Adapting five of my plays - some highly visual- into podcasts over the last two months was no mean feat. It felt like training for the Olympics at first, but once I got into my stride; it became more like bootcamp. I learned a crucial new skill; vital during a pandemic with live performance artists badly hit.
As a playwright I’m used to providing scenarios, dialogue and action but the magic of theatre manifests when plays get produced in collaboration with a host of other artists; directors, actors, set, costume, sound, light designers, hey presto it’s magic.
I consulted with very knowledgeable and experienced radio dramaturg Heather Brown, who I’m working with on another project. Heather made me understand just how much goes into adapting stage shows for radio or podcasts. Every description must be transformed into spoken text without being obvious or be lost. In some of these adaptations I have let go of fixed ideas of character description (knowing that most people have under-utilised imaginations due to the sheer volume of screen content we consume on a daily basis) which allows the listener to create their own vision based on the voice they’re hearing. Each play posed its own particular puzzle that forced me to hone my creations in ways I had never considered.

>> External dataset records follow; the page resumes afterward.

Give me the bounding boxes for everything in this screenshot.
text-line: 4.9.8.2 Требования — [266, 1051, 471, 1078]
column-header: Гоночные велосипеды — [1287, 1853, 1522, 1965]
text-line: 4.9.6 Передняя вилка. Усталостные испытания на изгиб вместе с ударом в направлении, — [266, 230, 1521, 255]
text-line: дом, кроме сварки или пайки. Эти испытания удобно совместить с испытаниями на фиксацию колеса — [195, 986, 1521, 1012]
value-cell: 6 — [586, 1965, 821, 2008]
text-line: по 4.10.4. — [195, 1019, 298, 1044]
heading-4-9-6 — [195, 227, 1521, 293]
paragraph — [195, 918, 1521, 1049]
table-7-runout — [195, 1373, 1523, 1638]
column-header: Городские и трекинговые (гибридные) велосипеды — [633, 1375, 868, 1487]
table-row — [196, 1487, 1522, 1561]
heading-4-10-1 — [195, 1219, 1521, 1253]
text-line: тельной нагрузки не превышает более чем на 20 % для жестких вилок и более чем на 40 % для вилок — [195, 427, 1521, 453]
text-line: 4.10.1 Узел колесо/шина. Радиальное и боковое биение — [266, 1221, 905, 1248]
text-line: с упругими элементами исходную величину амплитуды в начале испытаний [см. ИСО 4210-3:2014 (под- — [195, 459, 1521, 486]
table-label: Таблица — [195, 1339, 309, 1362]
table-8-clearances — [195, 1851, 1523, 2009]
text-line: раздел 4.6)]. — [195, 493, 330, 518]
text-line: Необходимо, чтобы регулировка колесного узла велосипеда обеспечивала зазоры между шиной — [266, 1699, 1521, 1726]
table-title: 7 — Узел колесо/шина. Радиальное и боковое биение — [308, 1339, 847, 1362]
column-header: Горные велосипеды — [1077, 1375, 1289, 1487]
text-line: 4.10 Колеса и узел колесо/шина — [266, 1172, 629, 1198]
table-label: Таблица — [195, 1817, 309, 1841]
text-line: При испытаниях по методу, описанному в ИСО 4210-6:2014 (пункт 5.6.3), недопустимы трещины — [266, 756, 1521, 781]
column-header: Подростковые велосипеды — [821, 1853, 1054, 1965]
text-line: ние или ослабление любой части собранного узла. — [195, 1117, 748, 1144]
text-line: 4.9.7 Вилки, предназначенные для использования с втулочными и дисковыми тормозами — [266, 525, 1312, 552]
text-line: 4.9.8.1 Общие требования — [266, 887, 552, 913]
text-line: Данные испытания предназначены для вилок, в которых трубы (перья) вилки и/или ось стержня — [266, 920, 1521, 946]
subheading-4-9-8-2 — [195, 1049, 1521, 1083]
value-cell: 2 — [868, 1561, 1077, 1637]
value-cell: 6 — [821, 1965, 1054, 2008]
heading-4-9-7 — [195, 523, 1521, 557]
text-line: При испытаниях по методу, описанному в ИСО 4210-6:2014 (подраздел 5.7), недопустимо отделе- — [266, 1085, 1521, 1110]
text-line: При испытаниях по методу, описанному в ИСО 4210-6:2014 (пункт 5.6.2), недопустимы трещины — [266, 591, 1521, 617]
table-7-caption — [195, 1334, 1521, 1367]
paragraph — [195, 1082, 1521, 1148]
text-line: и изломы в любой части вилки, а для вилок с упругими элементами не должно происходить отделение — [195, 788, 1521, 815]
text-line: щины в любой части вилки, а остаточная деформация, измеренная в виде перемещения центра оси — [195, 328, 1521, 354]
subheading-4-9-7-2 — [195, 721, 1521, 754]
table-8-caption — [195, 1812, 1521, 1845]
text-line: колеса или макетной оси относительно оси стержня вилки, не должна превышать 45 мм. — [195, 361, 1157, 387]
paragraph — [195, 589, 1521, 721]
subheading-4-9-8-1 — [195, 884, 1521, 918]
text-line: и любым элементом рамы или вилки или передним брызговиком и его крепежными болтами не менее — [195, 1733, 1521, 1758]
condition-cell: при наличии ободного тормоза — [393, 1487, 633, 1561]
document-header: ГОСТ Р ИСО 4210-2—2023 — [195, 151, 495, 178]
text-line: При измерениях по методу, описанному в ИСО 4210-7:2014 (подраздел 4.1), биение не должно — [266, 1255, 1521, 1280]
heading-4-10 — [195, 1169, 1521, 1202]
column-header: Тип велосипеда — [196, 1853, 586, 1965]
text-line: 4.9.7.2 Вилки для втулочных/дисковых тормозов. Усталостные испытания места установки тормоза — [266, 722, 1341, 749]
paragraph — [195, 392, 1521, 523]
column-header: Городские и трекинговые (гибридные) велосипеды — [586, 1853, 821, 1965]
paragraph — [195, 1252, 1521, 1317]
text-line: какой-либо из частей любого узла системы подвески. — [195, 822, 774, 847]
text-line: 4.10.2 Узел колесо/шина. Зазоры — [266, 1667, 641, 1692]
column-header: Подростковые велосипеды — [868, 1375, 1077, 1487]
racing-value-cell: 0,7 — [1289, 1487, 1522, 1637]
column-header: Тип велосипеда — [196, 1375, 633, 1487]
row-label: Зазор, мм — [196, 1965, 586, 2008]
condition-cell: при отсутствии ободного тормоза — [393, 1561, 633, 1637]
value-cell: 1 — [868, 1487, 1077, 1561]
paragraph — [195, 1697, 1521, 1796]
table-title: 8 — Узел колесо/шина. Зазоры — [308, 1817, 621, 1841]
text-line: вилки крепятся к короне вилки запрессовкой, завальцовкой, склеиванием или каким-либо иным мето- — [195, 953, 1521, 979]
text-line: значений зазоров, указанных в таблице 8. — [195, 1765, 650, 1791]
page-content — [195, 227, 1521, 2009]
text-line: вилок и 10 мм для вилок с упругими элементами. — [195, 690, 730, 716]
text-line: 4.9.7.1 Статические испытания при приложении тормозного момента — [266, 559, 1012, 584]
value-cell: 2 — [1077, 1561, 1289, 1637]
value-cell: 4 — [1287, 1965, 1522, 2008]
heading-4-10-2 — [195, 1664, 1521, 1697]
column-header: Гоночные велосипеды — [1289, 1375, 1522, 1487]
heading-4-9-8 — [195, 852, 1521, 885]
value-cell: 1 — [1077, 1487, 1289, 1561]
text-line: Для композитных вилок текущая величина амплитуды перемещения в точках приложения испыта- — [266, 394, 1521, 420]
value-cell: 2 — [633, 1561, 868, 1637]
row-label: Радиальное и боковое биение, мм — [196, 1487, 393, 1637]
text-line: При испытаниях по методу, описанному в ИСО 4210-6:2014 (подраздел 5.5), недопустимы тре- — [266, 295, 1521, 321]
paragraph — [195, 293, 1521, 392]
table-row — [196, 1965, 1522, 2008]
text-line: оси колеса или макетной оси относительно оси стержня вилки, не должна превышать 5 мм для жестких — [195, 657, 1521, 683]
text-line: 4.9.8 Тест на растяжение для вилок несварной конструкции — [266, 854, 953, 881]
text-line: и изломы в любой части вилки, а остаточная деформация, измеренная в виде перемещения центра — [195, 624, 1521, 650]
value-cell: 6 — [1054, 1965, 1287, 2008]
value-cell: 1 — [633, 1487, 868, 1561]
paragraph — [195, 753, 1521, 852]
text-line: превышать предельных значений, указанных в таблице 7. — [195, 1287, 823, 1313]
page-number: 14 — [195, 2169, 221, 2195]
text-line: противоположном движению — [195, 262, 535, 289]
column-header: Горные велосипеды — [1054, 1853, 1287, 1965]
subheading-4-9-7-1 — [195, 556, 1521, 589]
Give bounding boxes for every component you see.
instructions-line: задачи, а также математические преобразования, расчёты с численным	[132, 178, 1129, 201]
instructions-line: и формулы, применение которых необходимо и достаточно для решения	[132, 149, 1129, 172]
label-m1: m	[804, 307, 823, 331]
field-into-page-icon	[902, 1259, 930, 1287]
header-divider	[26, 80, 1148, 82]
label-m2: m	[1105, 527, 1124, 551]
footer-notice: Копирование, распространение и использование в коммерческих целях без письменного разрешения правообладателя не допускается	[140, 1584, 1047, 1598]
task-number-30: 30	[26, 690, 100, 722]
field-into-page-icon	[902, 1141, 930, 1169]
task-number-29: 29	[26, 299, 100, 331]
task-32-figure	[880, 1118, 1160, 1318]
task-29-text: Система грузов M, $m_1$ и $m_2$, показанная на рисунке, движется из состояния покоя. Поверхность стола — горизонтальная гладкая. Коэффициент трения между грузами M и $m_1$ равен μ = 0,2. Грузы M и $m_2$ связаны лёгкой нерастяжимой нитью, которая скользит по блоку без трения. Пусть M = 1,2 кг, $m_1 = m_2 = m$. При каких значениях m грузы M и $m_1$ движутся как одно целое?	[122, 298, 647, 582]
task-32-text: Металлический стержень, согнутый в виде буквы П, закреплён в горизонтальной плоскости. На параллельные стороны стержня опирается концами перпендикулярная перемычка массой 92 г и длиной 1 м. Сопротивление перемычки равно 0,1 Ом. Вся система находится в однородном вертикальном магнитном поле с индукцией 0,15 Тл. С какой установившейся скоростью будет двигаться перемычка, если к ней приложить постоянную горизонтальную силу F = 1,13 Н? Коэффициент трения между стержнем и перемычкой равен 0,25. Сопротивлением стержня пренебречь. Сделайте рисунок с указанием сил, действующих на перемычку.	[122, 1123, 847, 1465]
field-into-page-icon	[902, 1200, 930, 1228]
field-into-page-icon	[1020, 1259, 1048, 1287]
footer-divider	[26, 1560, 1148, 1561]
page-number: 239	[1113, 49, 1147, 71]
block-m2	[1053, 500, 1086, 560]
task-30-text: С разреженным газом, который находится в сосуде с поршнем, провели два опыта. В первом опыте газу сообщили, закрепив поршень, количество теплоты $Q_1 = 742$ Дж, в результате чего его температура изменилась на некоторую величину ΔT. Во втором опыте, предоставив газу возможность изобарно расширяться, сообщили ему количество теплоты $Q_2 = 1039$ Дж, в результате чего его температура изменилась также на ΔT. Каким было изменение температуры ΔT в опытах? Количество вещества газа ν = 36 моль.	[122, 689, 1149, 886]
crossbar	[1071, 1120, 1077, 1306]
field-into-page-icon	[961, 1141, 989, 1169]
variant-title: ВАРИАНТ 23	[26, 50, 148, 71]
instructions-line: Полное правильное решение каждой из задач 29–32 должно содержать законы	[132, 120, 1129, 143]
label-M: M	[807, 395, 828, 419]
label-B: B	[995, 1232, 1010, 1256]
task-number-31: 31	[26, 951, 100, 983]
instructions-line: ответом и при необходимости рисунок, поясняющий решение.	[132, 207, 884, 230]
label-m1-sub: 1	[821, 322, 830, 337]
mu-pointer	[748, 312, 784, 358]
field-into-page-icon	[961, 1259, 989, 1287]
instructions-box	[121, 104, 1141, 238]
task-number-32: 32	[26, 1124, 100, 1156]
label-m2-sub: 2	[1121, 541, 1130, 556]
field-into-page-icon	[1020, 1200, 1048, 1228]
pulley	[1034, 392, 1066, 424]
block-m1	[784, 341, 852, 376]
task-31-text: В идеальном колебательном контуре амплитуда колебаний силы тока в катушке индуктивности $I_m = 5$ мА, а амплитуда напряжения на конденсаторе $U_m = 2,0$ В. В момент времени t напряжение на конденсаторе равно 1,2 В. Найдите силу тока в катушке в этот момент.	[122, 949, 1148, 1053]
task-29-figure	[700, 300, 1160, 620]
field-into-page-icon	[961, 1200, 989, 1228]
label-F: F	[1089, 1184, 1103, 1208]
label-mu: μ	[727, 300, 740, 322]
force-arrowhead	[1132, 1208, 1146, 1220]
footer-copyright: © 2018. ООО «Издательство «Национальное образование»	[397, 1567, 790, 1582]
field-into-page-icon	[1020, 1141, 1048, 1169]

I had to cut a beloved silent character (The Gourmand) from The Circus, and lose the metaphor of its physically transformed playing space. Another real challenge was creating an aural arc for Cebelrai- the Cosmic Contortionist – whose narrative was physically choreographed on silks by Hamilton Arial Group’s founder Laurie LeMare for its 2013 production at the Lyric Theatre in Hamilton. How could I tell her story and link it to the main narrative?
With steamy Ganga’s Ganja, I had to find a subtle but effective way to convey that Kadru is nagi, part woman part serpent, a celestial being. Up till then I relied upon actors and dancers, on costume design but all that is ripped away for podcasts.
Already rich with sound written into text building its world, The Washing Machine set in 1979 Whitefield (Bangalore) has many characters, a mostly silent ghost, a Chorus of Monkeys (real and ghostly) and a sad, foolish heroine suffering from selfishness and PTSD.
Rukmini’s Gold was the toughest cookie and for those of you who know this play you’ll understand why. Each scene is set at a different train stations spanning four continents and more than a century. Its metaphors and themes had to be distilled led by dramaturg and director Anand Rajaram’s astute observations.
Blackberries in Brum, set in 1980s Birmingham is a gritty action driven mystery; I had to examine each action, decide whether it’s vital and had to be verbalised or let it slip away.
How the hell did I manage it? You’ll have to tune in to find out! Red Beti Theatre’s incredibly talented company will create and produce this series of Play Podcasts to celebrate our 10th anniversary.